Besides the much lower number of flights, this year was unusual for having the majority (25 of 33) of my flights on Delta. My work travel involves contracts with airlines for specific city pairs each fiscal year, so usually the airline I have to take is chosen for me by where I’m going, and the places I travel the most were rarely on Delta. (For the last decade, my most flown airline has alternated back and forth between American and United.)
The Wilmington ✈️ Charlotte ✈️ Dayton (ILM–CLT–DAY) trip on American was coming back from a New Year’s trip (so the outbound flights were in 2019). These flights were supposed to be Wilmington ✈️ Washington Dulles ✈️ Cincinnati (ILM–IAD–CVG), but a broken seat on the plane meant they were suddenly overbooked after everyone had already boarded, so I gave up my seat in exchange for a $1000 voucher and a same-day rebooking on American into a closer-to-home airport. Oddly enough, I’d bought that United ticket with another voucher from a previous trip.
Driving
Rental cars | 2 948 mi | 4 745 km |
Personal car | 17 109 mi | 27 534 km |
Total | 20 057 mi | 32 279 km |
Obviously, my rental car mileage was much lower than usual. A good portion of the rental car driving came from my two Antelope Valley trips; there’s no commercial air service, so I have to fly into Los Angeles area airports (for these two trips, LAX and Ontario) and drive a good distance each time. I also extended my January Seattle work trip with a couple of vacation days and personally rented a car to drive down to Portland, which gave me another few hundred miles.

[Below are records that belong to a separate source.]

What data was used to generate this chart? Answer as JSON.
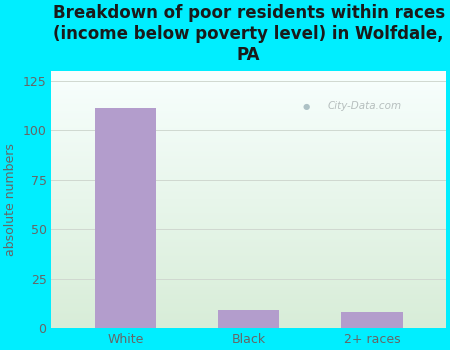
{
  "categories": [
    "White",
    "Black",
    "2+ races"
  ],
  "values": [
    111,
    9,
    8
  ],
  "bar_color": "#b39dcc",
  "title": "Breakdown of poor residents within races\n(income below poverty level) in Wolfdale,\nPA",
  "ylabel": "absolute numbers",
  "ylim": [
    0,
    130
  ],
  "yticks": [
    0,
    25,
    50,
    75,
    100,
    125
  ],
  "title_fontsize": 12,
  "label_fontsize": 9,
  "tick_fontsize": 9,
  "bg_outer": "#00eeff",
  "grid_color": "#d0d8d0",
  "watermark": "City-Data.com",
  "bar_width": 0.5,
  "grad_top": "#f0faf0",
  "grad_bottom": "#e2f2ea",
  "tick_color": "#666666",
  "title_color": "#1a1a1a"
}
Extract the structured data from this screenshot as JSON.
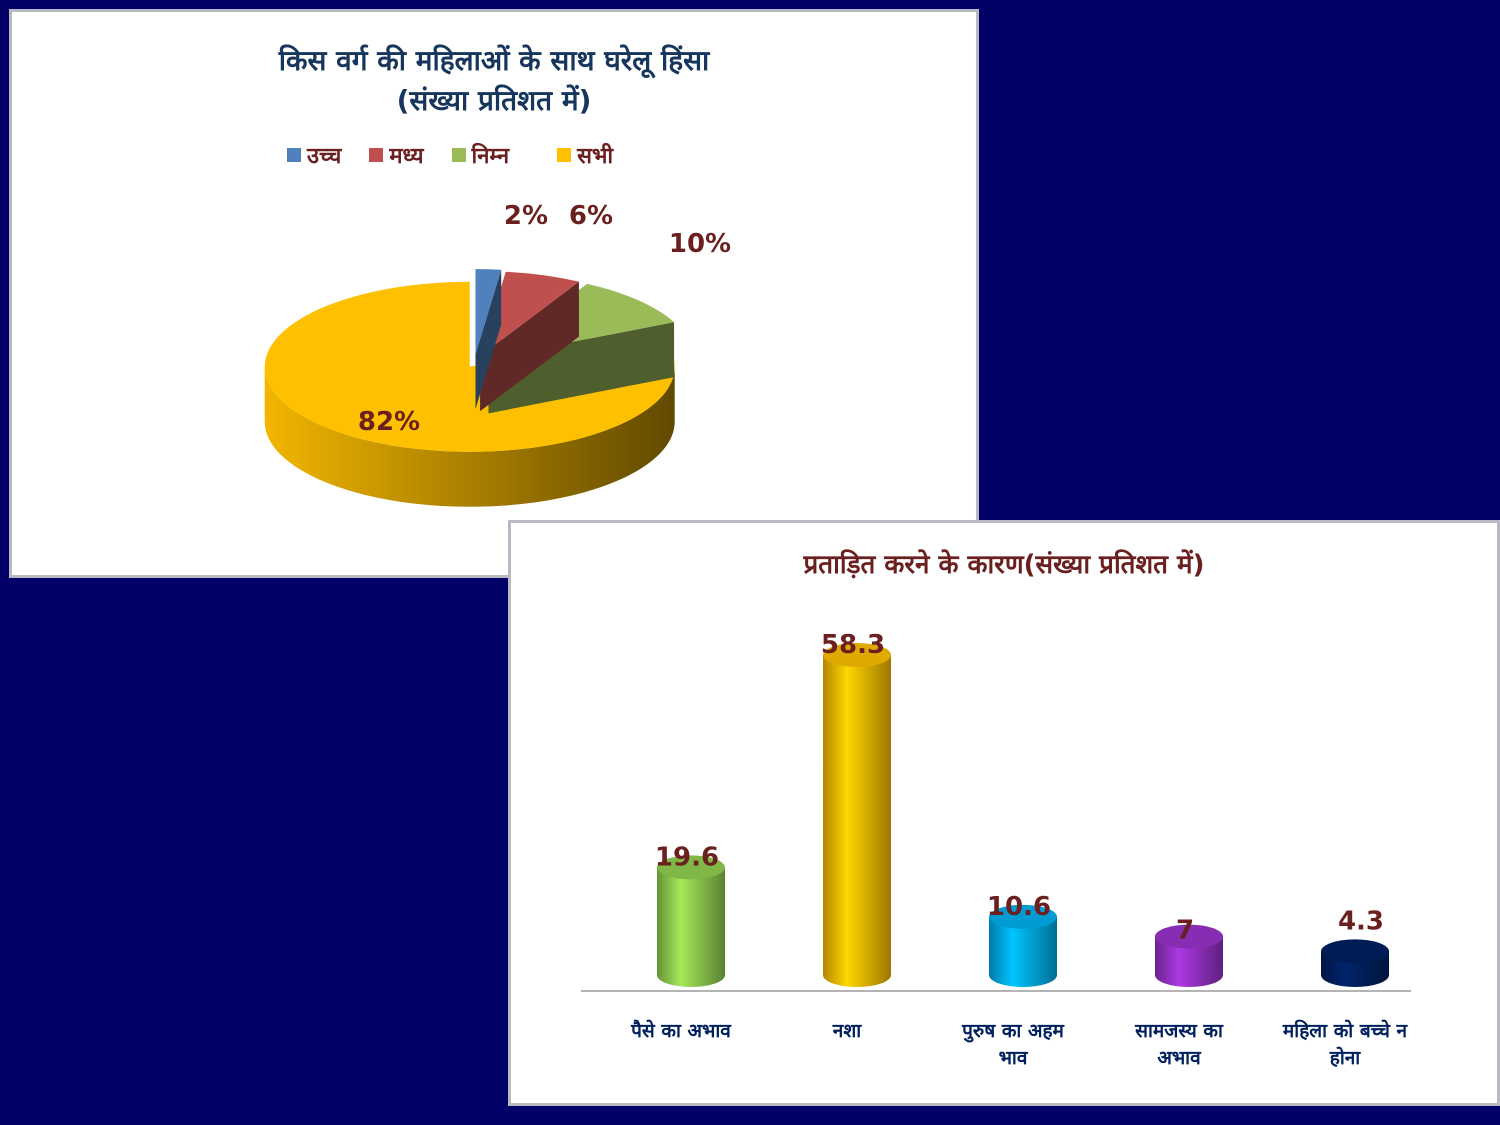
{
  "pie": {
    "title_line1": "किस वर्ग की महिलाओं के साथ घरेलू हिंसा",
    "title_line2": "(संख्या प्रतिशत में)",
    "chart_data": {
      "type": "pie",
      "title": "किस वर्ग की महिलाओं के साथ घरेलू हिंसा (संख्या प्रतिशत में)",
      "categories": [
        "उच्च",
        "मध्य",
        "निम्न",
        "सभी"
      ],
      "values": [
        2,
        6,
        10,
        82
      ],
      "labels": [
        "2%",
        "6%",
        "10%",
        "82%"
      ],
      "colors": [
        "#4f81bd",
        "#c0504d",
        "#9bbb59",
        "#ffc000"
      ],
      "legend": "top"
    }
  },
  "bar": {
    "title": "प्रताड़ित करने के कारण(संख्या प्रतिशत में)",
    "chart_data": {
      "type": "bar",
      "title": "प्रताड़ित करने के कारण(संख्या प्रतिशत में)",
      "categories": [
        [
          "पैसे का अभाव"
        ],
        [
          "नशा"
        ],
        [
          "पुरुष का अहम",
          "भाव"
        ],
        [
          "सामजस्य का",
          "अभाव"
        ],
        [
          "महिला को बच्चे न",
          "होना"
        ]
      ],
      "values": [
        19.6,
        58.3,
        10.6,
        7,
        4.3
      ],
      "labels": [
        "19.6",
        "58.3",
        "10.6",
        "7",
        "4.3"
      ],
      "colors": [
        "#92d050",
        "#ffc000",
        "#00b0f0",
        "#9933cc",
        "#002060"
      ],
      "ylim": [
        0,
        58.3
      ],
      "grid": false
    }
  }
}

Despite working from home since mid-March, mileage on my personal car slightly increased this year (my only travel stat that increased in 2020!). My commute to work was only 5 miles (8 km) round trip, so avoiding a daily commute didn’t significantly decrease my driving. Also, in a normal year, my car would spend a third of its time sitting unused in the Dayton airport parking lot. Since I wasn’t traveling as much this year, I was using my own car for many more days than usual.
Without much else to do while social distancing, I did do a fair bit of driving around Ohio (and its neighboring states, as conditions permitted) just to get out of the house.
Visited States
When I extended my January Seattle trip to visit Portland, it was my first visit to the state of Oregon. That ended up being the only new state I visited this year. Including both Oregon and my home state of Ohio, I visited 13 states in total in 2020.
I had no international travel this year.
Frequent Traveler Status
With business travel in general down so much this year, major frequent flier and hotel programs have been making a lot of temporary changes in how status is earned and maintained. Many of the programs have essentially extended status levels for an additional year, so even though I did not travel enough to maintain my American Airlines AAdvantage Platinum or Hilton Honors Diamond status (though I did earn HH Gold due to rollover nights from last year), I’ll still enjoy their benefits in 2021.
As discussed in the Flights section above, I had an unusually high percentage of flights on Delta this year. Even with so much less travel this year, I did manage to earn Delta Medallion status for the first time ever, finishing the year with Silver.
Trivia
- My longest flights were Detroit (DTW) to Los Angeles (LAX) and the same route in reverse coming home, at 1974 miles (3176 km) each way.
- My shortest flights were my six flights between Dayton (DAY) and Detroit (DTW) in either direction, at 165 miles (265 km) each.
- Our first hotel stay with a cat was during our Cincinnati staycation in September. The hotel was running a special where pets were permitted for no additional fees, and the hotel was close enough to home that we decided to bring Maxwell along to see how he’d do staying in a hotel (reasonably well, though we had to pack so much stuff for him that this likely won’t become routine).